Everything in Chronicles of Crime is facilitated by the app. Each case involves locations, people, and evidence and all of these elements are represented by cards with QI codes. To travel to a location, scan the code. To talk to someone there – say, a gardener in Hyde Park – scan the code. Here’s where Chronicles of Crime is rather clever: to quiz them about their relationships with other people or knowledge of the case (eg evidence) whilst ‘talking’ to them, you scan the codes on the relevant cards, before eventually ‘saying goodbye’ to end the conversation. Initially it can be slightly confusing but the introductory case things takes you by the hand and leads you through the game’s logic, and things quickly fall into place. This ‘talk to’ logic is also applied to four police departments you can ‘call’ from any location – forensic scientist, doctor, criminologist and hacker.
The way each case is constructed establishes a narrative of sorts as interviewing suspects or finding evidence opens up more avenues of pursuit in the case, and as you rush around London the app also traces the game time you’re using, with interviews taking a few minutes but changes of locale rather longer. The app also offers the immersive (and somewhat grisly) virtual-reality experience of examining the crime scenes, complete with victims: this is not one for the kiddies.

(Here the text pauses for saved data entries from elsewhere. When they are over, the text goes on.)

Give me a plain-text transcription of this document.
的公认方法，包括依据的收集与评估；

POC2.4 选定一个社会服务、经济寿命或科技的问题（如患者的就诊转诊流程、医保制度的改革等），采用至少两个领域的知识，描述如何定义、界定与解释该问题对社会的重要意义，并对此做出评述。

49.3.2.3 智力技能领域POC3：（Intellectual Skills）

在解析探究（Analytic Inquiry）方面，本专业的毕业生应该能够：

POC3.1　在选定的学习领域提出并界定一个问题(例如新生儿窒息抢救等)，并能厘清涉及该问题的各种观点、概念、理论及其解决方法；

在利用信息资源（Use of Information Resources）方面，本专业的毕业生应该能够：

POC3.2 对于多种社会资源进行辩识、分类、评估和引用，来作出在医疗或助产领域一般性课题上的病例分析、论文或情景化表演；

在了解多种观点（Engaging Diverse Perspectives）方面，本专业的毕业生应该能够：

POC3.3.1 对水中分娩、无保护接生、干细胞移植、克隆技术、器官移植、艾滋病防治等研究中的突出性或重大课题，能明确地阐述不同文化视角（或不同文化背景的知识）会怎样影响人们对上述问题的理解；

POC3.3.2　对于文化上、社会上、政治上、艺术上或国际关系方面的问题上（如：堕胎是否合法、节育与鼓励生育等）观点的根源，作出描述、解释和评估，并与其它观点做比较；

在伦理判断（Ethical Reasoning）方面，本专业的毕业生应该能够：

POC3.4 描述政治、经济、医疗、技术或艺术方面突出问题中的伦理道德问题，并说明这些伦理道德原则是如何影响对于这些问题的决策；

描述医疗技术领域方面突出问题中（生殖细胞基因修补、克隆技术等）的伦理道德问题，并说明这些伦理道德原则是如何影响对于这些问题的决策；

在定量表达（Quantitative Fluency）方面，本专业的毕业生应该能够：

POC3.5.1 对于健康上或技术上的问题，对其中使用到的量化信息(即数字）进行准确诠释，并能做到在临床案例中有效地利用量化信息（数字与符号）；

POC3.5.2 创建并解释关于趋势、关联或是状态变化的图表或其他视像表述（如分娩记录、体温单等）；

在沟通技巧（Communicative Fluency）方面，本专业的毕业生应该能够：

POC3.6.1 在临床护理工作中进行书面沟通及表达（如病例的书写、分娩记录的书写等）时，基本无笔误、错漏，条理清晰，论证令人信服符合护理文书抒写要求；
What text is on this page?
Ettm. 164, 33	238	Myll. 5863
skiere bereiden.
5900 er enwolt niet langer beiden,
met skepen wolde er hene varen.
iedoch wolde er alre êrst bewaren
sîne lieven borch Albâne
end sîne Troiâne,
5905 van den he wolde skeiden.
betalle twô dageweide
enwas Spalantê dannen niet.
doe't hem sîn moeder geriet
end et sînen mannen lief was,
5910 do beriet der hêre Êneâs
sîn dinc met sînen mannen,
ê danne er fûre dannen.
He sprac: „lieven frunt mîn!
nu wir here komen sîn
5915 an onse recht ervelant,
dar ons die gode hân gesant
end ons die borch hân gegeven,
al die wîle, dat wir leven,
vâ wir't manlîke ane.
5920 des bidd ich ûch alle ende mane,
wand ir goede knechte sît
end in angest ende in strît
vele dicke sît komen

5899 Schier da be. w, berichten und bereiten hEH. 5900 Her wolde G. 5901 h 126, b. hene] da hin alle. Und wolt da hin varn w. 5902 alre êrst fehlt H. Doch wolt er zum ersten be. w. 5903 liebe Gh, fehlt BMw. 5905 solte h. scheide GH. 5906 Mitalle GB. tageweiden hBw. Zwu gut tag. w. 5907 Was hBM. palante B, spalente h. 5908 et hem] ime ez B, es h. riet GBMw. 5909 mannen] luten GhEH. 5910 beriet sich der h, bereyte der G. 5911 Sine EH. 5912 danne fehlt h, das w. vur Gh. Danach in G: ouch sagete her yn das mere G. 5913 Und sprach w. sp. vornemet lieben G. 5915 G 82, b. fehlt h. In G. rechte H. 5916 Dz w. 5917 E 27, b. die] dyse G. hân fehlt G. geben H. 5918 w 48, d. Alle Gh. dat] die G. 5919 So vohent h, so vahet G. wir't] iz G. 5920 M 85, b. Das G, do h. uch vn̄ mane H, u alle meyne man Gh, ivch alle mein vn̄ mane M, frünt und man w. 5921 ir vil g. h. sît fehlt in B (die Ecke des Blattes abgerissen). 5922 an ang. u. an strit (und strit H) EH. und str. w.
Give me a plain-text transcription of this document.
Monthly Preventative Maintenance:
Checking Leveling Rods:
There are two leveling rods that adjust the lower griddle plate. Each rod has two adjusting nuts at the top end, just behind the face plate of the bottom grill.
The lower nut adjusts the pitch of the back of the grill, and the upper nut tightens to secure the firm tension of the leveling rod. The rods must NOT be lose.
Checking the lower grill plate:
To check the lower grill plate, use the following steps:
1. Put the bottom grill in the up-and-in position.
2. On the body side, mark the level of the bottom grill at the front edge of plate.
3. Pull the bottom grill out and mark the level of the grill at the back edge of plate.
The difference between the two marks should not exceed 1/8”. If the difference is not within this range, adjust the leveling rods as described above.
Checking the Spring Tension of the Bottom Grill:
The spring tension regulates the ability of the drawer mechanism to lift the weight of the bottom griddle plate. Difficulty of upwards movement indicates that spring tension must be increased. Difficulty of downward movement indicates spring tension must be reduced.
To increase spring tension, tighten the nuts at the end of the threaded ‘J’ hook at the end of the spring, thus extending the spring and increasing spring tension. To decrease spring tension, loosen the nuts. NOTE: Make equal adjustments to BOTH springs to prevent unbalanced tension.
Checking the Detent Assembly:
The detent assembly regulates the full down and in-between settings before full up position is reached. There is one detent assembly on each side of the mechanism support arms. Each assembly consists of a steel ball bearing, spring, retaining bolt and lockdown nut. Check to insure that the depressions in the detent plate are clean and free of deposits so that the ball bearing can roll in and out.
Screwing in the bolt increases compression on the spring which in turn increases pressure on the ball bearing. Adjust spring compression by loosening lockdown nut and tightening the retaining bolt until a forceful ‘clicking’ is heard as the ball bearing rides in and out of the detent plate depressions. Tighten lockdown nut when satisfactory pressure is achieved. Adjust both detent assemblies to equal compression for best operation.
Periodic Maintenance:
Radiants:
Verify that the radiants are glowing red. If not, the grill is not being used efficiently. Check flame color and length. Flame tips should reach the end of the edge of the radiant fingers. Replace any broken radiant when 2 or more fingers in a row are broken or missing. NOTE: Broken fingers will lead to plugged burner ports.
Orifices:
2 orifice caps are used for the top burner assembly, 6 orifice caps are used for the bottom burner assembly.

As you connect the dots on the case you – hopefully – reach a juncture where you’re ready to solve it, and can submit your findings to your superior at Scotland Yard, either getting a score out of 100 for accuracy, or – if you’re way off base – having your ridiculous theories thrown out and being told to work the case a bit more.
The guru's verdict
-
Take That!
Take That!
None; as players you work co-operatively.
-
Fidget Factor!
Fidget Factor!
None - all players are active at all times.
-
Brain Burn!
Brain Burn!
The rules are simple. Chronicles' brain-burning is genuinely putting together the whys and wherefores of each case.
-
Again Again!
Again Again!
The scenarios aren't replayable, so if you've experienced them all it's probably time to pass the box on to someone else to have a go.
Sam says
I've bumped up the star rating here because there are things Chronicles of Crime does really well: immersive narrative, heads-up player discussion and teamwork, impressive moments (those crime scenes aren't just to show off a bit of VR but need to be studied) as well as genuine deduction. I applaud it for those things, but - full disclosure, I've only played three times - subjectively speaking I just found myself wondering why it's a board game rather than a computer game. It felt to me like the entire undertaking would function better with players using a tablet, and I'm not clear (beyond marketing decisions) what adding the cards and board really do for the experience other than add a huge amount of scanning QR codes: I feel other games have implemented use of on app not just better, but more necessarily. It seemed I was in a kind of supermarket of criminality as a result, so... this was a bit of a miss for me. But, that said, I have heard others rave about the game and their brilliant experiences of it so clearly I'm in the minority.